J.M. Othoniel : Cette œuvre a commencé au moment du tsunami, quand j’étais au Japon et j’ai commencé à dessiner des vagues, comme un cauchemar. Puis j’ai eu la volonté de donner corps à ce rêve. Cette vague a été réalisée à l’échelle 1 pour avoir l’impression de la recevoir en pleine face. Elle implique de faire appel à des savoir-faire de l’architecture puisque c’est une œuvre monumentale. Le lieu d’exposition n’était pas un musée mais un lieu d’expérimentation et de recherche et cela a son importance. Ces œuvres ne se posent plus la question de la beauté et de la séduction, ce sont des œuvres plus agressives. Mais ces vagues sont faites en briques en verre transparente, elles laissent donc passer la lumière. L’œuvre est paradoxale.

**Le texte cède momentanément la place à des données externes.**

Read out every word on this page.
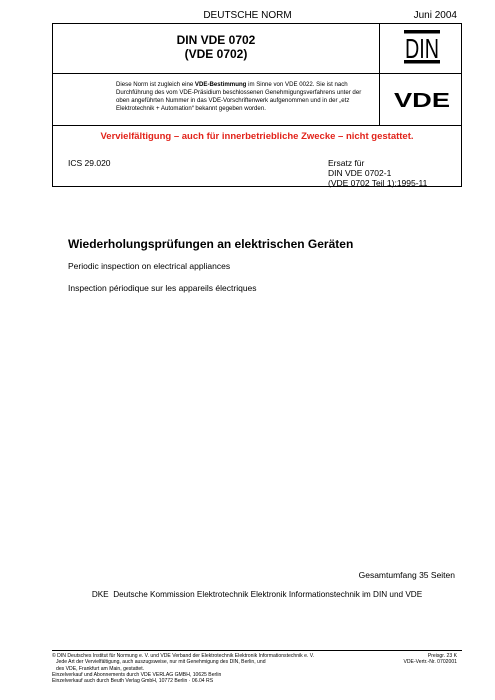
DEUTSCHE NORM	Juni 2004
DIN VDE 0702
(VDE 0702)	DIN
Diese Norm ist zugleich eine VDE-Bestimmung im Sinne von VDE 0022. Sie ist nach Durchführung des vom VDE-Präsidium beschlossenen Genehmigungsverfahrens unter der oben angeführten Nummer in das VDE-Vorschriftenwerk aufgenommen und in der „etz Elektrotechnik + Automation“ bekannt gegeben worden.	VDE
Vervielfältigung – auch für innerbetriebliche Zwecke – nicht gestattet.
ICS 29.020	Ersatz für
DIN VDE 0702-1
(VDE 0702 Teil 1):1995-11
Wiederholungsprüfungen an elektrischen Geräten
Periodic inspection on electrical appliances
Inspection périodique sur les appareils électriques
Gesamtumfang 35 Seiten
DKE  Deutsche Kommission Elektrotechnik Elektronik Informationstechnik im DIN und VDE
© DIN Deutsches Institut für Normung e. V. und VDE Verband der Elektrotechnik Elektronik Informationstechnik e. V.
Jede Art der Vervielfältigung, auch auszugsweise, nur mit Genehmigung des DIN, Berlin, und
des VDE, Frankfurt am Main, gestattet.
Einzelverkauf und Abonnements durch VDE VERLAG GMBH, 10625 Berlin
Einzelverkauf auch durch Beuth Verlag GmbH, 10772 Berlin · 06.04 RS
Preisgr. 23 K
VDE-Vertr.-Nr. 0702001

E. de Chassay : Vous avez décloisonné ce qui serait l’œuvre d’art sérieuse et l’œuvre dans l’espace public qui doit partir de sentiments populaires et parler au spectateur.

J.M.Othoniel : Ce projet, impulsé par un paysagiste, lie patrimoine et création contemporaine.
Je ne pense pas être un artiste de la rupture mais un artiste de la continuité. Je voulais trouver un lien avec l’histoire de Versailles. Louis XIV était un roi qui aimait la danse. Je suis tombé sur internet sur des dessins de Feuillet tentant d’écrire les mouvements de la danse baroque : la France est le premier pays à avoir gardé des traces de sa danse. Feuillet a fait un livre de ces traces et ma création s’inspire des formes de Feuillet. Mes sculptures sont les mouvements des pas de danse du roi dansant sur l’eau : les plans d’eau ont remplacé les scènes sur lequel le roi dansait. De plus, transformer les sculptures en fontaine a ajouté du son, du mouvement.